Notes éparses, dernier voyage – Hélène Monette

[Été 1990]


par Hélène Monette

Un grand vent m’a soulevée du sol et je n’ai plus eu toute ma terre.

La Mer d’Aral. La forêt tropicale dans le bassin de l’Amazone. Saint-Basile. La Baie. J’ai bien aimé. Sac au dos, il y a quelques années. Le climat, les gens, la nourriture. Le mercure dans l’eau, la poussière radioactive dans le vent. J’aimais bien voyager, avant.

Tchernobyl, Gentilly, Bhopal, c’est déjà loin. Mon passeport est périmé. Je n’achète plus de tickets d’autobus. Je ne fixe plus non plus les avions et les jets entre les nuages. Il n’y a plus de ciel. L’ozone est un vieux problème dont on ne parle plus. Les océans ont chaviré. La géographie terrestre n’a plus rien à voir avec les défuntes mappemondes. Les climats sont renversés. Je n’irai plus au bois. Les lauriers ont flambé.

Quand j’y allais, j’y allais. Totalement. C’était le temps des fleurs, le temps des fraises, le temps des sucres. Puis est venu le mauvais temps. Le temps aboli. Est venu le moment où on n’avait plus le temps. On n’a pas pensé à ça. On ne sortait plus dehors. 1992 ou 1993, je ne me souviens plus très bien.

Mexico, Athènes, les massifs de corail du Pacifique.

J’ai dû rêver. J’ai dû avaler trop de bleu, trop de rose, trop de lumière, trop de niaiseries et trop d’amour quand j’étais jeune. Un matin, ça ne tenait plus. Ça n’a plus tenu. Il était arrivé trop de choses. Et les choses ne pouvaient pas aller plus loin. La naïveté était arrivée au bout de son chemin.

J’ai repris la route, dans ma tête. Un grand vent m’a soulevée du sol et je n’ai plus eu toute ma terre. J’accroche sur des détails. Des cartes postales de l’après-guerre. Des régions désertées, désertiques, déshydratées, désaffectées, désapprovisionnées. Des pays liquéfiés. Des contrées asphyxiées.

Soledad. Un seul mot d’espagnol pour tous mes souvenirs brûlants. L’impression d’un grand désert que je n’ai jamais vu, où je n’ai jamais mis les pieds. Sahel, Sahara, Mer d’Aral. J’ai la gorge sèche. J’avance mal.
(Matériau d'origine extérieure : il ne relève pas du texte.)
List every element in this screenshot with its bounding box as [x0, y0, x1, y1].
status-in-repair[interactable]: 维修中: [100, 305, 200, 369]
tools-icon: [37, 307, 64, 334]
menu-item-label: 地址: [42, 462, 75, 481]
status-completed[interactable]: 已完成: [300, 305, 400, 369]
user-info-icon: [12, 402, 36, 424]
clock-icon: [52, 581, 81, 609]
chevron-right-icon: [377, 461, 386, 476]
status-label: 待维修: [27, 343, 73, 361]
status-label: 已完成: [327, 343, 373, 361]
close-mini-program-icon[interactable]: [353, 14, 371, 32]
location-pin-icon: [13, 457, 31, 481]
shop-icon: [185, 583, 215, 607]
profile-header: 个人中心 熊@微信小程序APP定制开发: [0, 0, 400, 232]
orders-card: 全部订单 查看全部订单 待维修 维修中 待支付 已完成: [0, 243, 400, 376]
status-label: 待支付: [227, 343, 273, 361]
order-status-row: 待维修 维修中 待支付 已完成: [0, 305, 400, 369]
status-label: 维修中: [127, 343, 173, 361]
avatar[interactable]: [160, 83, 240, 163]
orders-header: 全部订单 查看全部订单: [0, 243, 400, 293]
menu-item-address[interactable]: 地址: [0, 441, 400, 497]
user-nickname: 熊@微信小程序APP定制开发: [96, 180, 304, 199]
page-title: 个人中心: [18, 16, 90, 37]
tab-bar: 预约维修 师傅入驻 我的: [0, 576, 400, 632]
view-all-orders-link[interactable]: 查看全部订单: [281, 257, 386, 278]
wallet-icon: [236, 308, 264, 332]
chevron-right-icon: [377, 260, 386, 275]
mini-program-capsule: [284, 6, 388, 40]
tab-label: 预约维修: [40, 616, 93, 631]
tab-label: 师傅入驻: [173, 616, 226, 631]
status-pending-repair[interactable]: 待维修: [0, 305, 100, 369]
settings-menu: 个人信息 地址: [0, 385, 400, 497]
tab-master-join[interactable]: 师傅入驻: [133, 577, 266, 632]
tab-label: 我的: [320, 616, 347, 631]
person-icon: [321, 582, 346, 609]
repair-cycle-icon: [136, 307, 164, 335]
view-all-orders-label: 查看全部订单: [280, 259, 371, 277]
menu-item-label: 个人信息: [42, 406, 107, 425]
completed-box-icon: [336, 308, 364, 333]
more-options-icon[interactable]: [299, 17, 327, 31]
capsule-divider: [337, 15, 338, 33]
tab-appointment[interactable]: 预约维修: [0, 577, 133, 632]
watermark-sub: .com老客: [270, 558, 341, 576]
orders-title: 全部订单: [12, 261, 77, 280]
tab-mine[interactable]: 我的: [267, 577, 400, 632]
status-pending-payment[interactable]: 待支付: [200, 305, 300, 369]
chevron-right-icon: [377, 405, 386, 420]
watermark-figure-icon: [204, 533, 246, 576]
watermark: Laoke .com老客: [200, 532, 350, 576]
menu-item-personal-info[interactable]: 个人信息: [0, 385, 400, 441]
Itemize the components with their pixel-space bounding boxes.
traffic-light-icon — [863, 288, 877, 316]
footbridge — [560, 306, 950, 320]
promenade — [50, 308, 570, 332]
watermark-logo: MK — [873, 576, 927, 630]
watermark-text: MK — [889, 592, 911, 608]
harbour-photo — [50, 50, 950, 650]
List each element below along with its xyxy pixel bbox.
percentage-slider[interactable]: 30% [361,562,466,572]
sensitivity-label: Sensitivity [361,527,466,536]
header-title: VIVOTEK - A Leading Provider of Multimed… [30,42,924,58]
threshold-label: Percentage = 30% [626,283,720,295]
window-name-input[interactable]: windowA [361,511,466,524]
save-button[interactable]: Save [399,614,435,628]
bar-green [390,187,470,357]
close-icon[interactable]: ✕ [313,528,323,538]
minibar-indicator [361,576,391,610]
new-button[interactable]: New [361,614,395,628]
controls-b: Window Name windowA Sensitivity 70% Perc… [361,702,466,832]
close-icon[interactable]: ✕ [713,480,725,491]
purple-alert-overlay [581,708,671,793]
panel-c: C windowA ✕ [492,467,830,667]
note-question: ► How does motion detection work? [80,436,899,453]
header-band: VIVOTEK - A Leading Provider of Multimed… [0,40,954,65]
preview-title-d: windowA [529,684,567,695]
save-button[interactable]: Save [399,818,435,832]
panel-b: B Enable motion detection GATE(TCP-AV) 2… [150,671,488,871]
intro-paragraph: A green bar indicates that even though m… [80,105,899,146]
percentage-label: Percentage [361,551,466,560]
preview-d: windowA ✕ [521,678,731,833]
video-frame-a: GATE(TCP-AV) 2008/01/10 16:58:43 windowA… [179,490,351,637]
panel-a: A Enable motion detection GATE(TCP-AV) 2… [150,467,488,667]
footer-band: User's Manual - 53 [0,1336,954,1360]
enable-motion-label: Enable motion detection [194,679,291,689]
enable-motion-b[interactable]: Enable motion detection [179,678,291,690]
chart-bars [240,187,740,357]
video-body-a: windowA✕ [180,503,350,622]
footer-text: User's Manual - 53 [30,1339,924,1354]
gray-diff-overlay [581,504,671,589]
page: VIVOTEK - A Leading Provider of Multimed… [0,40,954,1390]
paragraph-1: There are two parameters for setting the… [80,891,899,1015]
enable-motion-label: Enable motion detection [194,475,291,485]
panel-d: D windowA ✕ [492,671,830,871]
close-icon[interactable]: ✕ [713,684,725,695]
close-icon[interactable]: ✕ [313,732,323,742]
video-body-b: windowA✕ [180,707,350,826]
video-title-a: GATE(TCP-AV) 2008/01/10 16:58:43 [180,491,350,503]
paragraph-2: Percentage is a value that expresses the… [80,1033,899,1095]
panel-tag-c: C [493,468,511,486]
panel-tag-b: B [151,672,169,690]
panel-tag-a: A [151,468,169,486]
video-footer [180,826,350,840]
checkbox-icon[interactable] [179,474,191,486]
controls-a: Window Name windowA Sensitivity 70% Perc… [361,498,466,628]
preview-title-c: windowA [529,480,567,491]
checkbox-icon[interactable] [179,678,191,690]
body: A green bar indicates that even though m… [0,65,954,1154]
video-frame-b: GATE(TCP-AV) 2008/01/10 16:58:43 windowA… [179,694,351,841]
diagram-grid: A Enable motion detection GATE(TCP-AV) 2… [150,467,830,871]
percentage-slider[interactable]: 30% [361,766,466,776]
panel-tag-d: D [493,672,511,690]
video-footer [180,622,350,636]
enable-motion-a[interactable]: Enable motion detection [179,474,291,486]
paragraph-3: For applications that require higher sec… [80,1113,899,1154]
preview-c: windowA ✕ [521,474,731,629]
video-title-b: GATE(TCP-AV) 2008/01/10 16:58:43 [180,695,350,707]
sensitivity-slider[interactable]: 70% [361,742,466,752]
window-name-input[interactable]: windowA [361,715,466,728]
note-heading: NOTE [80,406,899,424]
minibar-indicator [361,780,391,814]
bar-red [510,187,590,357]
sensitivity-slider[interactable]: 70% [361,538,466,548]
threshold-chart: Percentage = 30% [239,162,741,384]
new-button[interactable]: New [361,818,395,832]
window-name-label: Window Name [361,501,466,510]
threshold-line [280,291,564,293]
Crever ou geler. Cuire, frigorifier. Des extrêmes. Des pays barbares. Des gens extraordinaires. Des nomades à la pelle. Des gitans derrière chaque coup de vent. Des villes, des lieux qui n’existent pas. Des vitrines, des bals populaires, des combats de coqs, des gares humides. Des valises, des avions de papier, des lettres d’adieu. Des services ferroviaires interrompus. Des étreintes d’aéroport. Des notes de télégrammes facturées à la poste restante. Des cartes postales, des lettres anonymes, des phrases qui dépassent la pensée. Des appels outre-mer qui défoncent la santé. Des retours-sur-soi-j’arrive-en-ville. Des départs qui tardent toujours. Des retours lourds.

J’ai des souvenirs de voyages comme ça. Le Nord tout le temps. Le Sud surtout. Des parures, des breloques en plastique coloré. Du fil de fer transporté avec les passagers. Des pamplemousses blancs déboulant d’un panier. Des montagnes à spectres. Des enfants à rubans rouges et blancs sur les genoux. Des chiens sauvages aux poignets. Des klaxons, des crieurs, des radios. Bruit par-dessus bruit, je n’ai toujours entendu que la mer.

Maintenant que j’ai perdu mes cheveux et qu’il me reste deux dents, je me trouve trop horrible pour sortir dehors. On ne joue plus non plus, dehors. Je ne vais plus très loin. Jusqu’à la chambre, au sud, jusqu’au divan, au nord.